Major currencies in detail:


Since no important data will come out next week that reflects the impact of the referendum, all eyes will be squarely on the Bank of England meeting Thursday. Consensus seems to be split between no change and a cut of just 0.25%, to 0.25%. We lean towards the latter, and we would not be that surprised to see rates brought all the way down to 0%. The minutes of the meeting will be just as important as the actual decision; they will provide the first detailed look at policymakers’ reaction to the referendum shocker. It is even harder than usual to forecast currency moves in reaction to this event. We do get the sense that aggressive easing of monetary policy has already been reflected in the Pound, and would expect it to retain decent support around current levels against the Euro. The fact that (so far) the freezing of redemptions in real estate funds has not spread to other asset classes is also a welcome sign of stabilization in UK financial markets.


Last week we received the first hint of the impact of the referendum on confidence across the Eurozone, and it wasn’t pretty. The sentix index of investor confidence dropped a much sharper than the expected 7.2 points
, This is not as critical as the PMI reports coming out later in the month, but it provides further evidence that the impact of the referendum result in the Eurozone may have been underestimated by markets. The widening of the gap between economic performance, investor confidence and monetary policy between the Fed and the ECB should continue to put downward pressure on the Euro in the coming weeks.

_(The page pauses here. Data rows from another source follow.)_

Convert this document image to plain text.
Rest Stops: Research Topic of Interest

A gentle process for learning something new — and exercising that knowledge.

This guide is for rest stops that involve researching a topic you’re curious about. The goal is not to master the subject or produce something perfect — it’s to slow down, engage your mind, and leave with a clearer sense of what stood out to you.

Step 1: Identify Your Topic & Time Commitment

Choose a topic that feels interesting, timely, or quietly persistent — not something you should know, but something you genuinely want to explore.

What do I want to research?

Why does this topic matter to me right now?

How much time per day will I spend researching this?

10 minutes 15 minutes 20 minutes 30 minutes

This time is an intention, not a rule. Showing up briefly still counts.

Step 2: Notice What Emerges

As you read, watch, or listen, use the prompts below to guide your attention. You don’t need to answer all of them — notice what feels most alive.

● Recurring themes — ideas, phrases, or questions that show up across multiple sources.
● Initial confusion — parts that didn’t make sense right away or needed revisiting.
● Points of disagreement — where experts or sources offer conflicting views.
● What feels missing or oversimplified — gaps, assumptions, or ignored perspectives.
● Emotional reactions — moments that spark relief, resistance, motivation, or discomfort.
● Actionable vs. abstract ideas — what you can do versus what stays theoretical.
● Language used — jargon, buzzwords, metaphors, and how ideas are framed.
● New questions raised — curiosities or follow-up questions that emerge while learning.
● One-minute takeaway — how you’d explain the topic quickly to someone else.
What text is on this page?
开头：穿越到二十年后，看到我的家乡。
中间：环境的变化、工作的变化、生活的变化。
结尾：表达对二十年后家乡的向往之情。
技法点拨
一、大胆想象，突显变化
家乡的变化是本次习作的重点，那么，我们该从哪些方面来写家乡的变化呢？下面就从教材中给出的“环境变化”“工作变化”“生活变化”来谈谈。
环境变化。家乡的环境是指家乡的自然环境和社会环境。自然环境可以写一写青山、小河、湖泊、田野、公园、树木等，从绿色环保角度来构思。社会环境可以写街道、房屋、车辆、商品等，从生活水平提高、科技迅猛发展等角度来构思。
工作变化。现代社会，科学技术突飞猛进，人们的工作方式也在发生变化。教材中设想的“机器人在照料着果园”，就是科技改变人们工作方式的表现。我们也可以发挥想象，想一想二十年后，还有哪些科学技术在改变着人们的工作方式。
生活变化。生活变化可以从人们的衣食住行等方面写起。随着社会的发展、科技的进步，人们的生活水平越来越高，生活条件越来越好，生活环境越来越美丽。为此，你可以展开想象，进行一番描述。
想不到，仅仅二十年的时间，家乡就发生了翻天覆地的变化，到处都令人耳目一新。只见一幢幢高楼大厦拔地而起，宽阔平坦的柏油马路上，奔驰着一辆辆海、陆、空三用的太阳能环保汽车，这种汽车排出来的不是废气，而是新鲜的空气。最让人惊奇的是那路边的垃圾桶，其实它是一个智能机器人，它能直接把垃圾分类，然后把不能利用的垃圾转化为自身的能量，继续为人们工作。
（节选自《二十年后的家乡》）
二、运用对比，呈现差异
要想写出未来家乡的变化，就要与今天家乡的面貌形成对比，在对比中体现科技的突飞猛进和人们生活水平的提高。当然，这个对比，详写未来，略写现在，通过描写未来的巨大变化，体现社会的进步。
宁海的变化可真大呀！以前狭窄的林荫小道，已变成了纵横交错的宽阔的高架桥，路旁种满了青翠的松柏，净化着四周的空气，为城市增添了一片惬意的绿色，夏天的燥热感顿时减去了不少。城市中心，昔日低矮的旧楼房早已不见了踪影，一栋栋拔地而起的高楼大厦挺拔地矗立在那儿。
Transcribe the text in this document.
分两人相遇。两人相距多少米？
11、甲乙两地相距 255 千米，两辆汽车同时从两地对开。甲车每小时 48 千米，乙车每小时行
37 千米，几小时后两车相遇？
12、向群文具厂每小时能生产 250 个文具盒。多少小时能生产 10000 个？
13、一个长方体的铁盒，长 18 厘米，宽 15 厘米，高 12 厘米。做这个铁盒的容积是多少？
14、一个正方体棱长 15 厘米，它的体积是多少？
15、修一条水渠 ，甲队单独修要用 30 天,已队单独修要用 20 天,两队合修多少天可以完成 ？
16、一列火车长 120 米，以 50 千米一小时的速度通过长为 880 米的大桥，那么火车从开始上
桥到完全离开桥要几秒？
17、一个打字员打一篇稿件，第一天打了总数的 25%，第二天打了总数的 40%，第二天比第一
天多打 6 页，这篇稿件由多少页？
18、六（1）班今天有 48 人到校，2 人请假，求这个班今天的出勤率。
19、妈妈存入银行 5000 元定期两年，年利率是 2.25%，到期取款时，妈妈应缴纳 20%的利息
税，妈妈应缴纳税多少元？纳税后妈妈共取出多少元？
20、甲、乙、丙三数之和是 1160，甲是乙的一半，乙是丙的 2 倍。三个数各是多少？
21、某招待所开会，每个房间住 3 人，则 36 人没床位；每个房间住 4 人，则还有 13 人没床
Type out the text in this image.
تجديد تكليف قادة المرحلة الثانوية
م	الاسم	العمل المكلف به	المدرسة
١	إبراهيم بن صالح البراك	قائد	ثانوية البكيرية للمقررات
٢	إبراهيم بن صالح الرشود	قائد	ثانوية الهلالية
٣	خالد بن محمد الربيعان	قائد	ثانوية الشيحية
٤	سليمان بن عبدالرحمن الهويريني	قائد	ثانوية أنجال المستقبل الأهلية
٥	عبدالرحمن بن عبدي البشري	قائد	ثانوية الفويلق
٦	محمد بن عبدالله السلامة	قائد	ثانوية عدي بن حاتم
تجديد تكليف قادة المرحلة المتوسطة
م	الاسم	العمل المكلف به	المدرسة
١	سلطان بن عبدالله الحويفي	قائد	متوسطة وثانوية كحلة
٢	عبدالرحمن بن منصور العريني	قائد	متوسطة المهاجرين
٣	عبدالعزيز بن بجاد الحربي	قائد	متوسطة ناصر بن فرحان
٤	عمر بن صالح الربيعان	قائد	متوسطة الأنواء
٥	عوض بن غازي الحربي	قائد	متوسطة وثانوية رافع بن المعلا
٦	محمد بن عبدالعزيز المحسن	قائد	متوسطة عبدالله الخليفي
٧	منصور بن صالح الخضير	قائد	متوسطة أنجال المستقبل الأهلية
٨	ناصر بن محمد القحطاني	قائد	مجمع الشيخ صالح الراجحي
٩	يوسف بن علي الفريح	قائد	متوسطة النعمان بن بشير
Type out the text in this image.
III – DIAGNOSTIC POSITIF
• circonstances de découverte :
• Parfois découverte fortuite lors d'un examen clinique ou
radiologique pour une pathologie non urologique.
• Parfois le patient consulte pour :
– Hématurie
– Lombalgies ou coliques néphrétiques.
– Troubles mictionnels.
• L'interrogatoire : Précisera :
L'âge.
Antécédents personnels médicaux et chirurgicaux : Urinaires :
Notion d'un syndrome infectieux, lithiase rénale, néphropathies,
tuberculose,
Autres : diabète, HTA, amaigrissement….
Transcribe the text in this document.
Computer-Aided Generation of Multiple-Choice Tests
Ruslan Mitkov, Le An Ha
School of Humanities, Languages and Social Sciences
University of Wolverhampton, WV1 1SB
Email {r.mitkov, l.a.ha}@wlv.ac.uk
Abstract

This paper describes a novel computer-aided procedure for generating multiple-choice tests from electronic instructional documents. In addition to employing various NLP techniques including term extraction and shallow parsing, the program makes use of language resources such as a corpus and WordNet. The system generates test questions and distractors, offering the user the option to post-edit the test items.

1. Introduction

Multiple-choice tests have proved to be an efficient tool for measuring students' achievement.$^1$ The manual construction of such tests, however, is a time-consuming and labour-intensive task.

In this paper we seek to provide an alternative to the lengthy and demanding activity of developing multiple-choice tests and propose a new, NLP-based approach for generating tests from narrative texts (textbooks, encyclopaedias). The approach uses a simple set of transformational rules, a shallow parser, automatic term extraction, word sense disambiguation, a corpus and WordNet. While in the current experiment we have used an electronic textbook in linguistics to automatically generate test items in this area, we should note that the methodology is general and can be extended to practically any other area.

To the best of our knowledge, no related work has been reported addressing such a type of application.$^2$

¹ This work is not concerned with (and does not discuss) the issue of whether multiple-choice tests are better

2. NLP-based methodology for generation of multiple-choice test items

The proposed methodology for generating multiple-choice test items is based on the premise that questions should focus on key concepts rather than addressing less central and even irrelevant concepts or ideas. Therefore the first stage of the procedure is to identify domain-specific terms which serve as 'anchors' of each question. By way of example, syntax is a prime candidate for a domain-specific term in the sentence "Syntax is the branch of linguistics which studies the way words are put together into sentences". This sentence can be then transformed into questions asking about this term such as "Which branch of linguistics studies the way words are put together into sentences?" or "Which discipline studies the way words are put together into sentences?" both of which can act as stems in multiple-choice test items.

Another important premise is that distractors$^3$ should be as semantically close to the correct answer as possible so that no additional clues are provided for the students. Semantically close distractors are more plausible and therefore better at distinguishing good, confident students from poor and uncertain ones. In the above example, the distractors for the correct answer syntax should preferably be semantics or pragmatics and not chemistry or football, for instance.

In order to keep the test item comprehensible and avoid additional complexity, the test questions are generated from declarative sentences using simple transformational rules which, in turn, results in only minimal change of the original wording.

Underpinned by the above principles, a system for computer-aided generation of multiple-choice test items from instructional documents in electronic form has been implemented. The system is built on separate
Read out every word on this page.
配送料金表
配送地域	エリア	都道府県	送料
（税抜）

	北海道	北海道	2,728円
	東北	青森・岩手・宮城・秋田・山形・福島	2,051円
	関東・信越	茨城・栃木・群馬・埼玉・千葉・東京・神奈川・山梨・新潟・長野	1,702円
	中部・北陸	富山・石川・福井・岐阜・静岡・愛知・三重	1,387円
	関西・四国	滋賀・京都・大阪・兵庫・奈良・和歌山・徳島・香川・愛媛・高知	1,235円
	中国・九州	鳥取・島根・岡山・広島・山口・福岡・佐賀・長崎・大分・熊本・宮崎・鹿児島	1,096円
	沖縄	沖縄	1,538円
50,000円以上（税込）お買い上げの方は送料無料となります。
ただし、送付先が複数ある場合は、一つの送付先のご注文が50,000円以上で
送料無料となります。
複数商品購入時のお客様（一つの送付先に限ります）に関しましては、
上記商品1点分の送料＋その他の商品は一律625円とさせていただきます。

The strong payroll report out of the US last week should lay to rest any concerns about the possibility of a recession in the US. 287,000 net jobs were created, bringing the six month average up to 172,000. There were other sources of comfort. Although the unemployment rate rose 0.1% to 4.9%, this was entirely due to the labor participation rate ticking up to 62.7%. The underemployment rate also dropped to 9.6%, another low for the cycle.

The strong report brought market pricing of the likelihood of a 2016 hike from the Fed back up to 22%. We think this is way too low. The isolation of the US economy and financial system from the referendum fallout should enable the Fed to hike at least once again in 2016, and two or three times further in 2017. The resulting support should enable the dollar to outperform more or less all of its major peers over the coming months.